André Sturm
É correta a proposta de limitar o número de salas de cinema para um único filme?
SIM
A concentração de telas
Em 19 de novembro de 2014 estreou no país o filme "Jogos Vorazes: Em Chamas". Estreou em quase 1,4 mil cinemas. Foi uma "feliz" coincidência. Feliz porque o debate sobre o excesso de salas ocupadas estava finalmente na pauta e o filme tem esse sugestivo título que expõe bem o assunto: a ocupação voraz das salas de cinema no país por poucos títulos lançados cada vez mais em circuitos maiores.
"Se o filme estreia em tantas salas é porque muita gente vai vê-lo". Faz sentido. Aí pergunto: "Será que tanta gente vai ver o filme porque ele está em tantas salas?". Nesse caso, é um único filme ocupando quase metade das salas de todo o país.
Mas o maior problema não está nesse número. Está, sim, em ocupar muitas salas nos mesmos complexos. Em diversas semanas de 2014 houve situações em que na maioria dos complexos de salas tínhamos apenas três filmes em cartaz. É uma ocupação "voraz" do circuito que não deixa alternativa para quem deseja ir ao cinema.
Ou você vê aquele filme ou um dos três que ocupam quase todas as telas ou não vai ao cinema. Isso é ruim para todos. Para os produtores e distribuidores que têm menos espaço para seus filmes, para os próprios exibidores que ficam reféns desses títulos e, mais que tudo, para o consumidor, que tem suas possibilidades limitadas.
Quando, por exemplo, a Nestlé comprou a Garoto e ficaria com 70% do mercado de chocolate, o Cade (Conselho Administrativo de Defesa Econômica) considerou situação de monopólio. E o que dizer de três filmes ocuparem todas as telas da maioria dos complexos?
Dezenas de filmes estreiam todos os anos com circuitos apertados. Com poucas salas para estrear, seus distribuidores não conseguem fazer publicidade. As pessoas nem ficam sabendo desses filmes que entram e saem de cartaz. Aí alguns dizem: "Viu só? Ninguém queria ver esse filme". Falácia completa.

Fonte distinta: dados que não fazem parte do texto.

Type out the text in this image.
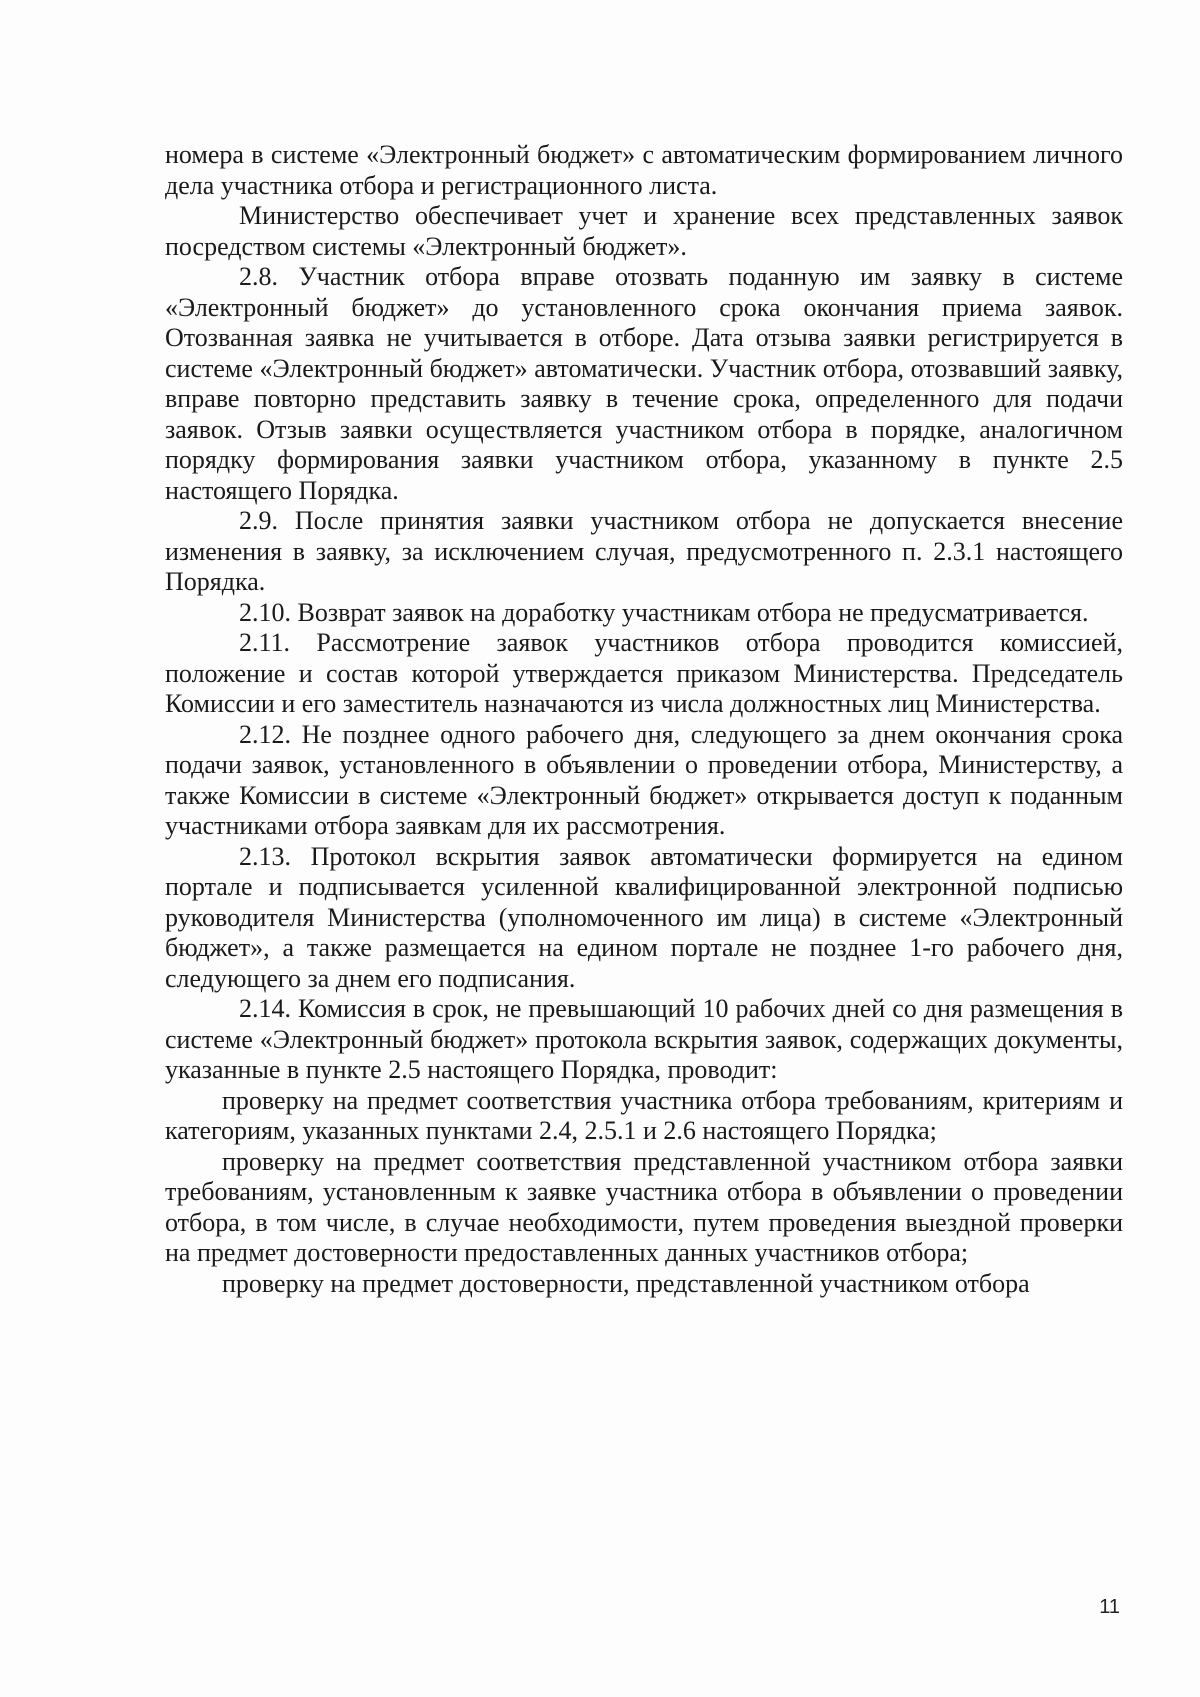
номера в системе «Электронный бюджет» с автоматическим формированием личного дела участника отбора и регистрационного листа.

Министерство обеспечивает учет и хранение всех представленных заявок посредством системы «Электронный бюджет».

2.8. Участник отбора вправе отозвать поданную им заявку в системе «Электронный бюджет» до установленного срока окончания приема заявок. Отозванная заявка не учитывается в отборе. Дата отзыва заявки регистрируется в системе «Электронный бюджет» автоматически. Участник отбора, отозвавший заявку, вправе повторно представить заявку в течение срока, определенного для подачи заявок. Отзыв заявки осуществляется участником отбора в порядке, аналогичном порядку формирования заявки участником отбора, указанному в пункте 2.5 настоящего Порядка.

2.9. После принятия заявки участником отбора не допускается внесение изменения в заявку, за исключением случая, предусмотренного п. 2.3.1 настоящего Порядка.

2.10. Возврат заявок на доработку участникам отбора не предусматривается.

2.11. Рассмотрение заявок участников отбора проводится комиссией, положение и состав которой утверждается приказом Министерства. Председатель Комиссии и его заместитель назначаются из числа должностных лиц Министерства.

2.12. Не позднее одного рабочего дня, следующего за днем окончания срока подачи заявок, установленного в объявлении о проведении отбора, Министерству, а также Комиссии в системе «Электронный бюджет» открывается доступ к поданным участниками отбора заявкам для их рассмотрения.

2.13. Протокол вскрытия заявок автоматически формируется на едином портале и подписывается усиленной квалифицированной электронной подписью руководителя Министерства (уполномоченного им лица) в системе «Электронный бюджет», а также размещается на едином портале не позднее 1-го рабочего дня, следующего за днем его подписания.

2.14. Комиссия в срок, не превышающий 10 рабочих дней со дня размещения в системе «Электронный бюджет» протокола вскрытия заявок, содержащих документы, указанные в пункте 2.5 настоящего Порядка, проводит:

проверку на предмет соответствия участника отбора требованиям, критериям и категориям, указанных пунктами 2.4, 2.5.1 и 2.6 настоящего Порядка;

проверку на предмет соответствия представленной участником отбора заявки требованиям, установленным к заявке участника отбора в объявлении о проведении отбора, в том числе, в случае необходимости, путем проведения выездной проверки на предмет достоверности предоставленных данных участников отбора;

проверку на предмет достоверности, представленной участником отбора

11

Um exemplo desse círculo vicioso foi o filme "O Lobo Atrás da Porta". Exibido e premiado em mais de 20 festivais internacionais, vendido para 23 países, estreou na cidade de São Paulo em menos de cinco cinemas. Um filme excelente, com uma trama bem urdida, ótimos atores, ritmo preciso. Entrou e saiu de cartaz desconhecido.
Na semana em que "O Lobo..." estreou em São Paulo em suas poucas telas, um outro título "hollywoodiano" estreou em 114 salas enquanto as outras dez estreias se dividiram em 35 salas.
Outro argumento é que eventualmente pessoas não conseguirão assistir ao título com ele sendo exibido em menos telas. Ora, a pessoa volta em outra sessão ou, eventualmente, em outro dia. Ainda mais hoje em que se pode comprar ingressos com antecedência pela internet. Os filmes ficarão mais tempo em cartaz, em menos salas. E mais filmes vão estrear em mais salas. Quem gosta de ir ao cinema com frequência terá mais opções.
Depois de seis meses de conversas na câmara técnica convocada pela Ancine (Agência Nacional do Cinema), com a presença dos principais exibidores do país, além de distribuidores e produtores, chegou-se a um acordo para limitar o número de telas no mesmo complexo em 30% exibindo o mesmo título.
Por que 30%? Porque se três títulos ocuparem o limite cada, ainda sobrará uma sala para um quarto filme. Todos concordaram com a necessidade de se fazer algo. Foi feita uma tabela que, em alguns casos, amplia o limite para quase 35%.
Arrisco dizer que é um evento inédito um ação de regulação de mercado na área cinematográfica com essa relevância. Tenho certeza que no futuro vamos lembrar dessa medida como algo que marcou a história do cinema no Brasil.
Um evento que trouxe benefícios para toda a cadeia (produtores, distribuidores e exibidores). E, acima de tudo, para os brasileiros que terão mais diversidade nas suas opções de lazer e cultura.